Ignore social media and listen to experts on effectiveness of COVID-19 vaccine

Samuel Colmar

Nearly 10% of the U.S. population has received a version of the COVID-19 vaccine since the first rollout of the Pfizer and Moderna vaccines in December, with a show of promising results thus far. However, according to a survey by Pew Research, 39% of Americans do not intend to get the vaccine. Is the distrust warranted?

According to the Food and Drug Administration (FDA) and the Centers for Disease Control and Prevention (CDC), the answer is a resounding no. Information available on the CDC website reads “all the COVID-19 vaccines being used have gone through rigorous studies to ensure they are as safe as possible.”

Many skeptics have pointed out the unprecedented speed in which the vaccines had been created and distributed, though according to Dr. Thaddeus Stappenbeck of the Cleveland Health Clinic, these doubts are unsubstantiated.

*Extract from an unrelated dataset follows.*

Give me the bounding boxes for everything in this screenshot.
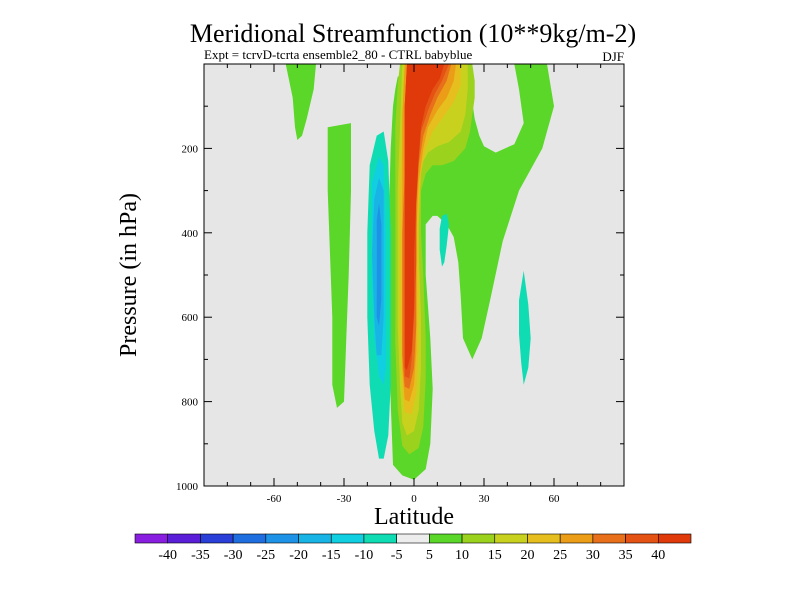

“It was a lucky thing that the technology has been robustly developed quite well over the last few years and tested in several animal models of infection, so we knew that it was safe and worked quite well in these models,” Dr. Stappenbeck said in an interview with Healthcare in Europe. “When Covid-19 emerged, this was an obvious opportunity to use this novel technology, and vaccine developers were poised to do it.”

Additionally, because COVID-19 was and is so widespread, many researchers and scientists had an increased number of test subjects, which also led to the vaccines being developed quickly.

Dr. H. Dirk Sostman, the Vice President of Houston Methodist, also attributed widespread funding as another key contributor.

“The tremendous financial support from the U.S. government is a huge reason a COVID-19 vaccine was brought to the public so quickly,” he said. “It allowed newer, faster vaccine technology to be used. Second, it’s going to expedite vaccine distribution in a way we’ve never seen.”

Another common misconception about the COVID-19 vaccines is that those who receive will get the virus, a claim that according to the CDC website is untrue. “Neither the recently authorized and recommended vaccines nor the other COVID-19 vaccines … can cause you to test positive (for the virus),” the site reads. 

So, if the vaccines are proven to be safe and effective, then why are so many Americans hesitant to get vaccinated? According to research done by BioMed Central Public Health (BMC), a highly regarded medical journal hailing from the UK, the answer likely has something to do with “an unprecedented spread of misinformation” over social media and other online platforms. 

“Misinformation and conspiratorial thinking has burgeoned in recent years” the paper reads, “misinformation related to COVID-19 is prolific (and has) negative consequences.”

An article published in the Latin American medical journal “Clinics” titled “Social Media: friend or foe in the COVID-19 pandemic?” further delves into this topic, and makes the assertion that “social media is extremely important to fight this contagious disease, not only to get information and be updated about it but also to understand how it spreads, how people interact, and how we can respond to it.” 

Thus, it is generally agreed upon by experts that social media has played a prominent role  in the spread of misinformation and misconceptions regarding the vaccines, so it is important to be cautious and only trust information provided by qualified individuals like doctors and other medical professionals. 

Are the COVID-19 vaccines currently distributed in the U.S. safe? According to just about every expert on the topic, yes.